Douglas Chapman Portrait Douglas Chapman
- Hansard - - - Excerpts

The UK Government has had a spend, spend, spend approach, but as I said, I would like us to put away much more of that wealth for future generations. Perhaps it is a bit late to do that now; we probably should have started doing it from the beginning. It is easy to say in hindsight, but it should have been part of the overall oil and gas strategy right from the start.

It was interesting to hear the Chancellor’s reply to my hon. Friend the Member for Aberdeen North (Kirsty Blackman) during the spring statement yesterday. He said:

“Scotland gets its share of…capital and resource, but precious little thanks do we ever hear from…the SNP Benches”.—[Official Report, 13 March 2019; Vol. 656, c. 360.]

The fact that £350 billion went into Treasury coffers but not a brass farthing went directly into the Scottish economy underlines the point made by my hon. Friend the Member for Edinburgh North and Leith (Deidre Brock) about what Scotland has got out of oil and gas. We could have had an awful lot more to benefit every man, woman and child in our country. The Chancellor’s concept of pooling and sharing is much different from mine.

I am grateful that the control, stewardship and the tax take will soon be back in Scotland’s hands—“stewardship” is the key word rather than “management”. I return to the eloquent point made by the hon. Member for Coatbridge, Chryston and Bellshill (Hugh Gaffney) on safety: if companies are being brought to the table to talk about how to license certain fields, surely that is a fantastic opportunity to talk about their responsibilities for trade union recognition, and the safety and security of people who work on rigs far out in the North sea.

Scotland does not underestimate the vital part the oil and gas sector plays in meeting our energy needs; as the Committee points out, it is forecast that two thirds of the UK’s primary energy needs will be met from the North sea until at least 2035. However, we must also appreciate that we need to transition to a low-energy, low-carbon economy. Our world-leading, export-oriented supply chain already plays a positive role in that respect by looking at ways to reduce its carbon footprint at every turn. Average emissions per unit of production on the UK continental shelf have fallen year on year since 2013, and total emissions have been in decline since their peak in 2000.

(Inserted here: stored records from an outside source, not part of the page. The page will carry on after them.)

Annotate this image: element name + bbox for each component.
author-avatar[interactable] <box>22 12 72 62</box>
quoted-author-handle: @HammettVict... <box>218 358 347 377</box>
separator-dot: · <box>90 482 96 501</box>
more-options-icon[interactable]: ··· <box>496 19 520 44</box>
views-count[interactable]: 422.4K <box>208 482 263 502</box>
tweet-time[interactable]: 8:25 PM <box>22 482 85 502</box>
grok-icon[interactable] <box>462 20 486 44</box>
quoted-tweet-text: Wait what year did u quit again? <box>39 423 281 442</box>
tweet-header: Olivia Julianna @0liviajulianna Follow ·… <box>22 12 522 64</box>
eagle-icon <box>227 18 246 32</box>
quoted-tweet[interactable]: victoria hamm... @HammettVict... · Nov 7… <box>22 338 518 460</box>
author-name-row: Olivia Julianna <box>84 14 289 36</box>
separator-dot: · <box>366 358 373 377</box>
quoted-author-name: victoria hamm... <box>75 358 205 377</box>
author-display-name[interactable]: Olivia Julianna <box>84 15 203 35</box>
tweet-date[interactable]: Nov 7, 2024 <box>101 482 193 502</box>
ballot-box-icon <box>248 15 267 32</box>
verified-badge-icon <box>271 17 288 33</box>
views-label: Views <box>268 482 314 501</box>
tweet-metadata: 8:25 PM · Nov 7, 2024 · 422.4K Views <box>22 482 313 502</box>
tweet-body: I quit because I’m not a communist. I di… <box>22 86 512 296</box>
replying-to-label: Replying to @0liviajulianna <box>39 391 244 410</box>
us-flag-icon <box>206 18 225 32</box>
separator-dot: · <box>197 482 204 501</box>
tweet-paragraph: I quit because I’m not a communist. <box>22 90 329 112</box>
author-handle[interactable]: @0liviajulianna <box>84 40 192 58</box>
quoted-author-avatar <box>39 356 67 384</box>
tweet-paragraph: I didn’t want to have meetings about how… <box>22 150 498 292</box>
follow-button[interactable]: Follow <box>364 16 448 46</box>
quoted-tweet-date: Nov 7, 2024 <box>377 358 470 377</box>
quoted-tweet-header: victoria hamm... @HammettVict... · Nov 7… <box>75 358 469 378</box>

Our oil and gas industry is awash with highly skilled individuals in possession of world-leading expertise. The sector currently supports 283,000 jobs across the UK. We must seek to hold on to those workers to retain the value they add to our economy. As I said, the Scottish Government’s transition training fund has made good progress in that regard, facilitating training for many oil and gas workers to move into renewables such as tidal, onshore and offshore wind, wave power and solar. However, the UK Government’s decision to slash funding for the renewable energy sector does not give us much encouragement. In fact, it does exactly the opposite, removing opportunities for talented individuals to utilise their skills to develop new wind technology and other low-carbon technologies such as carbon capture and storage—not so much opportunity knocks as an opportunity lost.

Brexit looms large in many people’s minds. We stand at a Brexit crossroads, with freefall into no deal on one side and a car crash of a bad deal on the other. It is inevitable that business across the UK will suffer if we ever actually leave the EU, but the oil and gas industry is likely to be one of the hardest hit, due to its highly globalised nature. With approximately £61 billion of oil and gas-related goods traded with the rest of the world, the threat of tariffs looms over the industry. In a worst-case scenario where the UK reverted to World Trade Organisation rules with the EU and the rest of the world, the cost of trade would likely almost double to around £1.1 billion per annum, assuming trading behaviours remained unchanged.